Democracy is more or less accurately described as “rule by the majority.” The drafters of our Constitutional scheme of government were concerned that a majority could become despotic and trample upon the rights and interests of minorities. We have seen ongoing example of this phenomenon throughout American history, particularly in the area of race relations. American law in many states denied basic civil rights to persons based on the color of their skin - the majority races tyrannizing the minority races. Public referendums enacting bars to same sex marriage would also seem to fall into this category.
There is ample evidence that our founders’ concerns over the potential for “tyranny by the majority,” were not animated by a desire to protect the kinds of minorities that history has since borne out to be the victims of these injustices. Their concern was for potential oppression of the numerically inferior but vitally important commercial interests of the nation. Shays’ Rebellion in Massachusetts caused our founders to fear that mass public uprisings and a legislative appetite for popular policies could thwart commercial interests and stifle the development of a nation.
Whether intended or not, in our Constitutional scheme, the courts have become the havens for oppressed minorities seeking relief from an overzealous oppressive majority.

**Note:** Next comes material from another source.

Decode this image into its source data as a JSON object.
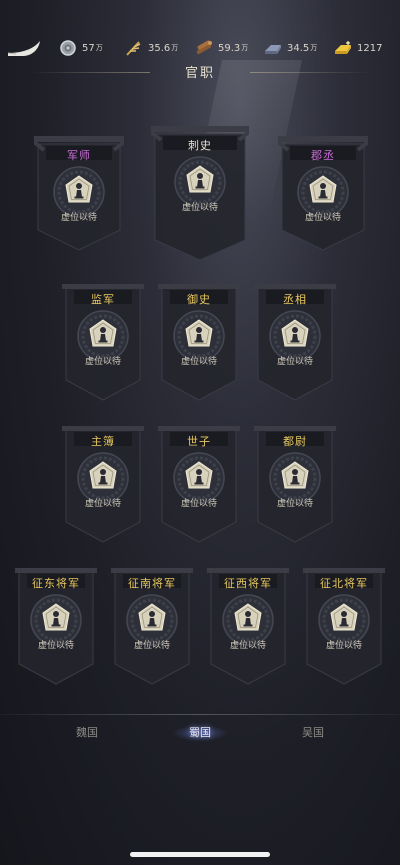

As Judge Richard Posner wrote in his Federal Appeals Court opinion striking down same-sex marriage bans in Indiana and Wisconsin, “Minorities trampled on by thedemocratic process have recourse to the courts; the recourse is called constitutional law.”
That background brings us to consideration of the Supreme Court’s decision in Citizen’s United v. FEC. Laws enacted with the support of the majority limited the amount of money that corporations could spend on political election campaigns. Was this Shays’ Rebellion all over again? Was this not oppression of our nation’s vital economic interest by a self-serving and greedy majority? The court rescued the victimized corporations by declaring such restrictions constitutional. As Senate minority lead Mitch McConnell stated when he thought no one would catch him, the court had simply “level[led] the playing field for corporate speech.” Oh, those poor oppressed corporations!
In Congress now, Senate Democrats have proposed a constitutional amendment that would undo Citizens United and allow the federal and state governments to regulate corporate monetary influence in campaigns. As is clear from this NPR report, the amendment has overwhelming public and bi-partisan support outside of Congress. Yet, there is absolutely no chance that Congress will pass it.
When our Founders sought to protect economic interests from the political influence of the masses, they were concerned that commerce and the national economy would be stifled, financially strangling the new nation in its infancy. The modern protectors of corporate interests from public sentiment seek to preserve the power of money – not to advance national economies and international trade –but to influence elections. Many of those who seek to protect this corporate influence often purport to embrace the ideals of the founders for their political ideology. Somehow, I don’t think that preserving the influence of the affluent in elections was a founding ideal.
Here are some questions for our students:
What is the nature of this complex and complicated institution of democratic law-making? Is the Supreme Court protecting huge multi-billion dollar corporations from oppression by the massed majority? Is this the kind of “tyranny by the majority” that concerned our founders? Is the majority always right? What should be the role of public opinion in law-making? What should be the role of unlimited money in elections? How does that affect public policy as expressed in law?
Did Daniel Shays actually have the right idea in the first place?